LAS VEGAS -- A lot of attention has been devoted to Deandre Ayton this summer, and for good reason. The No. 1 overall pick for the Phoenix Suns has flashed franchise-changing talent. But the Suns fielded a Las Vegas Summer League squad that features three other lottery picks from the past three seasons: Dragan Bender (fourth pick, 2016), Josh Jackson (fourth pick, 2017) and Mikal Bridges (10th pick, 2018).
Bridges, acquired in a draft-day trade with Philadelphia, is clearly the rawest of the three non-Ayton lottery players. On Friday, Bridges took four 3s during his 12 minutes of action and made one, before being shut down with a sore knee. The trey is the key offensive skill that Bridges needed to show and work on in Vegas. On one set in the second quarter, Phoenix guard Shaquille Harrison set Bridges up for a wide-open spot-up 3 from the elbow, and while Bridges' shot was in the air one of my colleagues muttered, "This is the shot he has to be able to make."
Over the whole summer league, 16 of Bridges' 22 shot attempts came from downtown. His best game was the opener, when he knocked down 4 of 5 3s, but Bridges managed to make only 3 of 11 3s for the rest of the event. That shot will be Bridges' ticket to playing time for the Suns this year.
Bender started on Friday, as well, but played only eight minutes before the team shut him down. He scored five points with five rebounds, but as always in summer league, the visual impressions are much more informative than the box scores. The first time I saw Bender in Vegas back in 2016, I said that he looked more like a 7-foot shooting guard than a big man. He was extremely slim, and he handled the ball out top and attacked defenses facing the basket instead of at the post.
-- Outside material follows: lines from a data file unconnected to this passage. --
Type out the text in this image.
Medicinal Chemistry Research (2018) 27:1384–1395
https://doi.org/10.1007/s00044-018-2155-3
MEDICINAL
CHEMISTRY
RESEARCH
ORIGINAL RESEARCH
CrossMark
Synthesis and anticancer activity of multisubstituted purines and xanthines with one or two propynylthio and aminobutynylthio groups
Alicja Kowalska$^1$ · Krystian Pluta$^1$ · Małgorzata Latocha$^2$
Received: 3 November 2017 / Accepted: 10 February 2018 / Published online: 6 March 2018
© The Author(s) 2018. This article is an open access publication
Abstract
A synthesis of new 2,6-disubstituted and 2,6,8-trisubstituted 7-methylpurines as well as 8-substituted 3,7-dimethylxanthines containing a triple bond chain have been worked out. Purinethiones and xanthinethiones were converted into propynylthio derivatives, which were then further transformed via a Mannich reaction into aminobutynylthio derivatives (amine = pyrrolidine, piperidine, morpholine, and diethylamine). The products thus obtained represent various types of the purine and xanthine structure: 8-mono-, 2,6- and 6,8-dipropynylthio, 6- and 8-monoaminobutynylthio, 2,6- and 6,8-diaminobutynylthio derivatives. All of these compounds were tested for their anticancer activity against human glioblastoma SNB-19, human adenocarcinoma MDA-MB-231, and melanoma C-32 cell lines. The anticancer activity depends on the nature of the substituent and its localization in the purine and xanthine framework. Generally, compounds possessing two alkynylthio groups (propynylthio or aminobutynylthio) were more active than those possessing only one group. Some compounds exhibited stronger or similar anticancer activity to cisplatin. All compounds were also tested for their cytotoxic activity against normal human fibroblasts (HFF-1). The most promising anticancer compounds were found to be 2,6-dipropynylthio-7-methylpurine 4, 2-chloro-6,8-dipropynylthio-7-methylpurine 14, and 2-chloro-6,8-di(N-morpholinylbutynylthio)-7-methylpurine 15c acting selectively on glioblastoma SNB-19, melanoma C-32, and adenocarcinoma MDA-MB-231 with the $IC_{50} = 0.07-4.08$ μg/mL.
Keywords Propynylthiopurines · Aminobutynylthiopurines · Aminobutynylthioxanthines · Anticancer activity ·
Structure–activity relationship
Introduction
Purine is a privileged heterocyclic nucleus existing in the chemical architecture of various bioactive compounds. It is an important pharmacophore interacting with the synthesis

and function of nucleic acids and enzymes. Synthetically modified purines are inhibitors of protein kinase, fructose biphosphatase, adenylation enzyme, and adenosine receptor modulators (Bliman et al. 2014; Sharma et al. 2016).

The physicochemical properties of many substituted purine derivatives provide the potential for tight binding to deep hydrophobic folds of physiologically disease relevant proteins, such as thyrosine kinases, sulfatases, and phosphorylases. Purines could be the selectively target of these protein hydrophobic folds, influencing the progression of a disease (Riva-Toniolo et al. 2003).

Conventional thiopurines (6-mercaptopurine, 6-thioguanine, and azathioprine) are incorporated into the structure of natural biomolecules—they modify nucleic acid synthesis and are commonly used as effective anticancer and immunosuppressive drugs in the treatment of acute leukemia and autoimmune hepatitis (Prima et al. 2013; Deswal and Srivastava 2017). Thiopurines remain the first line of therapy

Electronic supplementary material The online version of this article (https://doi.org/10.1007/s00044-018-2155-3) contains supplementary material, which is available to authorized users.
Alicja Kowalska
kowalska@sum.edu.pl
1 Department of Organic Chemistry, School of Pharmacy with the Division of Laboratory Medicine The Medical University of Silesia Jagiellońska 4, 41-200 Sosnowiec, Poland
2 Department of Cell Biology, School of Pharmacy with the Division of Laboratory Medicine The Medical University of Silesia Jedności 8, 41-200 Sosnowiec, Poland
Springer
Fast forward to today and Bender has noticeably bulked up like a traditional pivot player. Bender told ESPN after Friday's game that getting stronger was one of his main goals of the summer, along with getting acclimated to his new teammates.
On the court, Bender still has the strong perimeter-oriented game but now with more of a stretch-4 feel. He typically set up in most offensive sets at the 3-point line. Of the 35 shots he took in summer league, 21 of them were 3-pointers. He only made 2-of-12 behind the arc in the first two games, but he warmed up to hit 6-of-14 in his final three contests. Bender told ESPN that he'll be playing both the 4 and 5 this year during the season, depending on the matchup, and clearly his primary offensive role will be to stretch the defense so that Ayton will have more room to work inside.
What popped for Jackson in last year's summer league was his extreme athletic ability and defensive potential. Jackson showed that defensive potential in his three games this year, as well, with four steals and two blocked shots in only 70 total minutes.
But in this summer league, Jackson was clearly working more on his offense. Jackson said that his main focuses in Vegas were leadership, getting stronger and picking his spots to attack. That was obvious in watching him play, as he handled the ball a lot and was particularly aggressive in looking for his shot. Jackson's shot was off, as he made only 10 of his 41 field goal attempts, including 1-of-11 from downtown. But Jackson's attacking style got him to the line consistently, where he made 10 of 14 free throws in three games despite playing only 23.3 minutes per game.
While Jackson looked for his shot often, one of his most memorable plays of the event was a pass. In his first game against the Dallas Mavericks, Jackson was running the pick-and-roll set as the ball handler and threw a beautiful alley-oop to Ayton that was only foiled because the defender fouled Jackson before the pass.
All told, each of Bender, Jackson and Bridges spent summer league working on skills that they'll use this season for the Suns. Bender will be a stretch big, Bridges a 3-and-D wing, and Jackson a forward that clearly expects to be more aggressive as a scorer. Jackson is the only one likely to start, but each should spend some time in the rotation.